Não obstante o artigo 515, VI, do CPC, estabelecer que a sentença penal condenatória transitada em julgada é título executivo judicial, o entendimento jurisprudencial esta Corte de Justiça, inclusive, da 3ª Câmara de Direito Público, passou a entender que o trânsito em julgado é prescindível, para o ajuizamento da ação executiva autônoma, o trânsito em julgado da sentença criminal, na qual foram fixados os honorários advocatícios de defensor dativo, "em razão dessa verba não ser resultado de sucumbência, mas da mera participação do defensor dativo no processo penal, que não se subordina ao resultado final da demanda, e diante da presunção iuris tantum de veracidade atribuída a` deliberação do juiz condutor do feito criminal." (AI nº 0626878-07.2019.8.06.0000 - Relator (a): ANTÔNIO ABELARDO BENEVIDES MORAES; Comarca: Quixeré; Órgão julgador: Vara Única da Comarca de Quixeré; Data do julgamento: 16/03/2020; Data de registro: 16/03/2020). 3.
Demais disso, "... constituindo a sentença que determina o pagamento de honorários advocatícios ao defensor dativo título executivo formado em juízo, prevalece a presunção iuris tantum de veracidade do registro da autoridade judiciaria responsável pela condução do feito criminal sobre a precariedade, a deficiência ou o desaparelhamento da Defensoria Pública no local da prestação do serviço." (AI nº 0626878-07.2019.8.06.0000 - Relator(a): ANTÔNIO ABELARDO BENEVIDES MORAES; Comarca: Quixeré; Órgão julgador: Vara Única da Comarca de Quixeré; Data do julgamento: 16/03/2020; Data de registro: 16/03/2020). 4.
Em assim sendo, no ver e sentir deste Relator, o aduzir recursal conforta, em um probatório submetido a uma cognição própria do momento processual, plausíveis razões de convencimento para a reformada decisão proferida pelo juízo de origem, eis que a sentença penal condenatória ainda que não esteja acobertada pela coisa julgada material é título executivo líquido, certo e exigível, nos termos do artigo 24, do Estatuto da Advocacia e artigo 515, VI, do CPC/2015, razão pela qual impõe-se a reforma da sentença para determinar o regular processamento e julgamento do feito executivo no juízo de origem.

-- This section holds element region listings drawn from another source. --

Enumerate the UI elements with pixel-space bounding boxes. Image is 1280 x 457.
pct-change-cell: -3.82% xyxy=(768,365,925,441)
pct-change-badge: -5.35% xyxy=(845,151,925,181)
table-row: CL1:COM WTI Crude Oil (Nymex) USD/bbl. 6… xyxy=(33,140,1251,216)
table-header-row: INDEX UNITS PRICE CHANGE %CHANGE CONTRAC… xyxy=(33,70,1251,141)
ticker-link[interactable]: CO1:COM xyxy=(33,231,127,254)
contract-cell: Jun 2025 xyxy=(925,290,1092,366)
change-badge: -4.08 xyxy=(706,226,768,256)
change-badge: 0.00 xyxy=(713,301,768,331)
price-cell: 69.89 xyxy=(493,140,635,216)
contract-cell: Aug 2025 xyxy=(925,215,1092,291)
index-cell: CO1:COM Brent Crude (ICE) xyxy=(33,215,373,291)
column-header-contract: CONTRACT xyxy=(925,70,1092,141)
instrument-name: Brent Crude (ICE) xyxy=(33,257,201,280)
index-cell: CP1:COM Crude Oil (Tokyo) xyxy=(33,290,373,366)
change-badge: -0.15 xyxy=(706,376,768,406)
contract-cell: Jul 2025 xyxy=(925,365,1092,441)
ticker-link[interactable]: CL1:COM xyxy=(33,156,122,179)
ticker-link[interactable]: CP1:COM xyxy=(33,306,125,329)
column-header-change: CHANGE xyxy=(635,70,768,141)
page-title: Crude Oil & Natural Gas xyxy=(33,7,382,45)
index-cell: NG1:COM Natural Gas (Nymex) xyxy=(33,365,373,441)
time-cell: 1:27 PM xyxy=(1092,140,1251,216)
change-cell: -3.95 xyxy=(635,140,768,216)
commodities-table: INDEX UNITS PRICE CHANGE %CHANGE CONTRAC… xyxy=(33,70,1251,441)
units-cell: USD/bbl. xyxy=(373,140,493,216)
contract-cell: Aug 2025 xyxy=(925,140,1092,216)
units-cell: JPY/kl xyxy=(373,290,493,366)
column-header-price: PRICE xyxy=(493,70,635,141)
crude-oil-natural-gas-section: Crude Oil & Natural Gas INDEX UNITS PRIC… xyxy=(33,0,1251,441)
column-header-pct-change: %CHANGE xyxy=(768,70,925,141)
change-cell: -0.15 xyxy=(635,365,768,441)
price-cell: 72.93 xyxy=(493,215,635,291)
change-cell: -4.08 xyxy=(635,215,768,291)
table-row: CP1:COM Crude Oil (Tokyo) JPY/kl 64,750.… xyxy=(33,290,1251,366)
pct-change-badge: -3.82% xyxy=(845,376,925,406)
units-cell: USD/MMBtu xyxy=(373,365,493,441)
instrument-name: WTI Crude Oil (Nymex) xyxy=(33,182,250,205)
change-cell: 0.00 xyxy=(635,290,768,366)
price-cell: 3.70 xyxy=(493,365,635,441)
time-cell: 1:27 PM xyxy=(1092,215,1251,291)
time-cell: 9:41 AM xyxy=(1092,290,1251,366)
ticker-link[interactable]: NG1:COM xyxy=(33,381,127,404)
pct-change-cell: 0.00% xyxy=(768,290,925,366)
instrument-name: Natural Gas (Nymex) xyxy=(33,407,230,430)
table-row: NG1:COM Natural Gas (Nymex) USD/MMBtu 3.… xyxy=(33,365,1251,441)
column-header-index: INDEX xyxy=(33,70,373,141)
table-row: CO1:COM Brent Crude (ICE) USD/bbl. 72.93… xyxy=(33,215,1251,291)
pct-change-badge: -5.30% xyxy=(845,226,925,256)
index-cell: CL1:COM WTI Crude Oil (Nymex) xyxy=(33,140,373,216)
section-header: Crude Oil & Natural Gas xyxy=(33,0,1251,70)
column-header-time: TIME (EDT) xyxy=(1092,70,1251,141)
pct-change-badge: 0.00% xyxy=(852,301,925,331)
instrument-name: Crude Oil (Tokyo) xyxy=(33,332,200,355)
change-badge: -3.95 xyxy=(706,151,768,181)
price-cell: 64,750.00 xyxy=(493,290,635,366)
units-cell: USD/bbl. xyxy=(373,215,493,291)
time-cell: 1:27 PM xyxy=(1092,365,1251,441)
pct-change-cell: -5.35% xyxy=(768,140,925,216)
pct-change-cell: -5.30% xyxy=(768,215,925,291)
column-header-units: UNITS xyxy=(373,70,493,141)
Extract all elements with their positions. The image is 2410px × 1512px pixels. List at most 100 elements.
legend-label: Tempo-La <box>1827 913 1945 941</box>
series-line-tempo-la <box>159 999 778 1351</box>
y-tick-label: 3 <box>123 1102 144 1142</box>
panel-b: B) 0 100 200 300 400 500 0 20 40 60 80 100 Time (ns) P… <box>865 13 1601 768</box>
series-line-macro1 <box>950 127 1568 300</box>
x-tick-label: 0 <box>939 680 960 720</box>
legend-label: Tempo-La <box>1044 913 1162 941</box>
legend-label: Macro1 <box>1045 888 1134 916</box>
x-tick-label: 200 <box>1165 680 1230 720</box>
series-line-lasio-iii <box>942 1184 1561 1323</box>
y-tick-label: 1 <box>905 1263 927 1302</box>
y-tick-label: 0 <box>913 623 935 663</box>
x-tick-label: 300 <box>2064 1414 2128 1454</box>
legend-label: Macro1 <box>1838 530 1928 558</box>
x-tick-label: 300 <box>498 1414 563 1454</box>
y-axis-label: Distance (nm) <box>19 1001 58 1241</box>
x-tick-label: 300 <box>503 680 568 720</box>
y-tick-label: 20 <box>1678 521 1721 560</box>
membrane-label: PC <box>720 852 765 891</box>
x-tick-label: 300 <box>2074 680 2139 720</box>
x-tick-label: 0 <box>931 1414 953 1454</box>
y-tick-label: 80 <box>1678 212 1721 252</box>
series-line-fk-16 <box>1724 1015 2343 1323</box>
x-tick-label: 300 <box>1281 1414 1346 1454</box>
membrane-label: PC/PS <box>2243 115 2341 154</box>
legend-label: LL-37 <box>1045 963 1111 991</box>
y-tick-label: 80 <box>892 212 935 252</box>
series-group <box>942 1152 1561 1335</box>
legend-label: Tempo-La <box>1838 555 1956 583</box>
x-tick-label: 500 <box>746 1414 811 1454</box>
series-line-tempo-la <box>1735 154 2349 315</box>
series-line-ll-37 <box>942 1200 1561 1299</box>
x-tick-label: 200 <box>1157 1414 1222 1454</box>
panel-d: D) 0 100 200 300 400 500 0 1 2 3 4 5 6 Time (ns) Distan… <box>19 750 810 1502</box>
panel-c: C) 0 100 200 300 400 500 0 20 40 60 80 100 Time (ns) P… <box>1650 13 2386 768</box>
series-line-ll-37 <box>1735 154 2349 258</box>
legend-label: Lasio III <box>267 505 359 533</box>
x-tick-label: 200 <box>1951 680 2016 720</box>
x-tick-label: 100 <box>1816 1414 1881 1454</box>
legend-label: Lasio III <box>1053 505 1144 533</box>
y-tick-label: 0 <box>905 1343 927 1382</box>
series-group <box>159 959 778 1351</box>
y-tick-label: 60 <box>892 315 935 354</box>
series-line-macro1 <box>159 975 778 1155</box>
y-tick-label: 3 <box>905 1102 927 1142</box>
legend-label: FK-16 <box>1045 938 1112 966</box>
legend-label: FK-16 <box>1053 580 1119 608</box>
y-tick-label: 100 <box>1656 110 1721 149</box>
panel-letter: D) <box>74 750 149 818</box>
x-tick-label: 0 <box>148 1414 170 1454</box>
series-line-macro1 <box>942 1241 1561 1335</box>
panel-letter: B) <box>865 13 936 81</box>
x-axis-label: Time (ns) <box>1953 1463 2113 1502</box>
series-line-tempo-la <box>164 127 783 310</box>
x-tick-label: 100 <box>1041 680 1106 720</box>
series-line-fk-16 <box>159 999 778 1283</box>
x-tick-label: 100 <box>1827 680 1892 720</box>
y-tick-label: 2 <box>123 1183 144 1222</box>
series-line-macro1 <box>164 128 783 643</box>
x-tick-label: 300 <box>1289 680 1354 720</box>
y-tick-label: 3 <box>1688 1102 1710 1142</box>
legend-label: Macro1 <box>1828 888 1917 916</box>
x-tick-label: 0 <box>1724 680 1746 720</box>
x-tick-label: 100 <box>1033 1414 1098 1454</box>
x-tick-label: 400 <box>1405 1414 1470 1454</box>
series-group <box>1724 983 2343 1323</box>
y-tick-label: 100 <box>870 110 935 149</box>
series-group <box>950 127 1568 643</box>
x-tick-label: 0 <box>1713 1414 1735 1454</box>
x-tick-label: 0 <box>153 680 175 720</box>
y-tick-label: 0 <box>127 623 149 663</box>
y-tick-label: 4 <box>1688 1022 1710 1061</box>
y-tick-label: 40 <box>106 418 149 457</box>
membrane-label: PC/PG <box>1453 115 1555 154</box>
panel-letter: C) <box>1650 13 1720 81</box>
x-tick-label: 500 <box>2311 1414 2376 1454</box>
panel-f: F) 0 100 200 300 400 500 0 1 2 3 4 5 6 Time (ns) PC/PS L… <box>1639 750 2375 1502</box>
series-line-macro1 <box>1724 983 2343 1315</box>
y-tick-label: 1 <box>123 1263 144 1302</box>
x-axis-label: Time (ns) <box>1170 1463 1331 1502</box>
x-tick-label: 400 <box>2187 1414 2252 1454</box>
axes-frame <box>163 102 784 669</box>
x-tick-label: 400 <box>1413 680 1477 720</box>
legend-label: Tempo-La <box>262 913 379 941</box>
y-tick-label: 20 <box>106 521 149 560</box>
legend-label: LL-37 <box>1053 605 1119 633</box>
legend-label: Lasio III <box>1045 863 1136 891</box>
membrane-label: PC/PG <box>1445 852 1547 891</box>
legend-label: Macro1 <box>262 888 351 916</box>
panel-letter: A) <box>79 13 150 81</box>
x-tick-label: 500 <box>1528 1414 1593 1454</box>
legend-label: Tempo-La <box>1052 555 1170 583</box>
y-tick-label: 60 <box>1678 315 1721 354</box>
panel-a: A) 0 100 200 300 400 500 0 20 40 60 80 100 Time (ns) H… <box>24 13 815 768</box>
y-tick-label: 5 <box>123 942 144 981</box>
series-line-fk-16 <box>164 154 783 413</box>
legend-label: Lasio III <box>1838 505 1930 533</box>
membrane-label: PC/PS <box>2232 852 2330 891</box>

RECURSO DE APELAÇÃO CONHECIDO E PROVIDO. (TJCE, Processo nº 67436-7720168060064, Relator(a): FRANCISCO DE ASSIS FILGUEIRA MENDES; Comarca: Caucaia; Órgão julgador: 3ª Câmara de Direito Público; Data do julgamento: 04/05/2020; Data de registro:04/05/2020); PROCESSUAL CIVIL.
CONSTITUCIONAL.
AGRAVO REGIMENTAL EM FACE DE MANIFESTAÇÃO UNIPESSOAL QUE NEGOU SEGUIMENTO A RECURSO DE APELAÇÃO CÍVEL (ART. 557, CAPUT, CPC).
EXECUÇÃO DE HONORÁRIOS ADVOCATÍCIOS DE DEFENSOR DATIVO.
AUSÊNCIA DE CERTIDÃO DE TRÂNSITO EM JULGADO.
DESNECESSIDADE.
ALEGAÇÃO DE IMPOSSIBILIDADE DE REFORMATIO IN PEJUS ANTE A CORREÇÃO DE OFÍCIO DO ÍNDICE APLICADO QUANTO À CORREÇÃO MONETÁRIA.
NÃO CABIMENTO.
MATÉRIA DE ORDEM PÚBLICA.
PRECEDENTES DO STJ E DESTE TJCE.
PRETENSÃO DE MODIFICAÇÃO DO ÍNDICE (IPCA-E) APLICÁVEL À ÉPOCA DO JULGADO.
SUSPENSÃO DA UTILIZAÇÃO DO IPCA-E PELO STF NOS EMBARGOS DE DECLARAÇÃO NO RECURSO EXTRAORDINÁRIO Nº 870.847-SE.
INEXISTÊNCIA DE MODULAÇÃO PELO PRETÓRIO EXCELSO PARA APLICAÇÃO IMEDIATA DA TR COMO ÍNDICE DE CORREÇÃO MONETÁRIA INCIDENTES SOBRE CONDENAÇÕES JUDICIAIS DA FAZENDA PÚBLICA.
APLICAÇÃO NO CASO DO RECURSO ESPECIAL Nº 1495146/MG.
RECURSO CONHECIDO E DESPROVIDO.
DECISÃO MANTIDA. 1.
Cuida-se de Agravo Interno interposto pelo ESTADO DO CEARÁ, adversando decisão monocrática desta Relatora promanada em seu desfavor, que negou provimento a recurso voluntário de Apelação Cível nos autos de Embargos á Execução opostos pelo referido Ente em desfavor de TÂNIA REGINA SOARES DE LIMA, mantendo inalterada a sentença de planície que rejeitou os embargos à execução, determinando o regular prosseguimento da execução de honorários advocatícios em face de atuação da exequente como advogada dativa em processo criminal. 2. (...) 3.
Quanto ao argumento de ineficácia do título executivo em razão da pendência de julgamento interposto nos autos da Ação Penal na qual fora fixado honorários em favor de Defensor Dativo, verifico que esta não merece prosperar.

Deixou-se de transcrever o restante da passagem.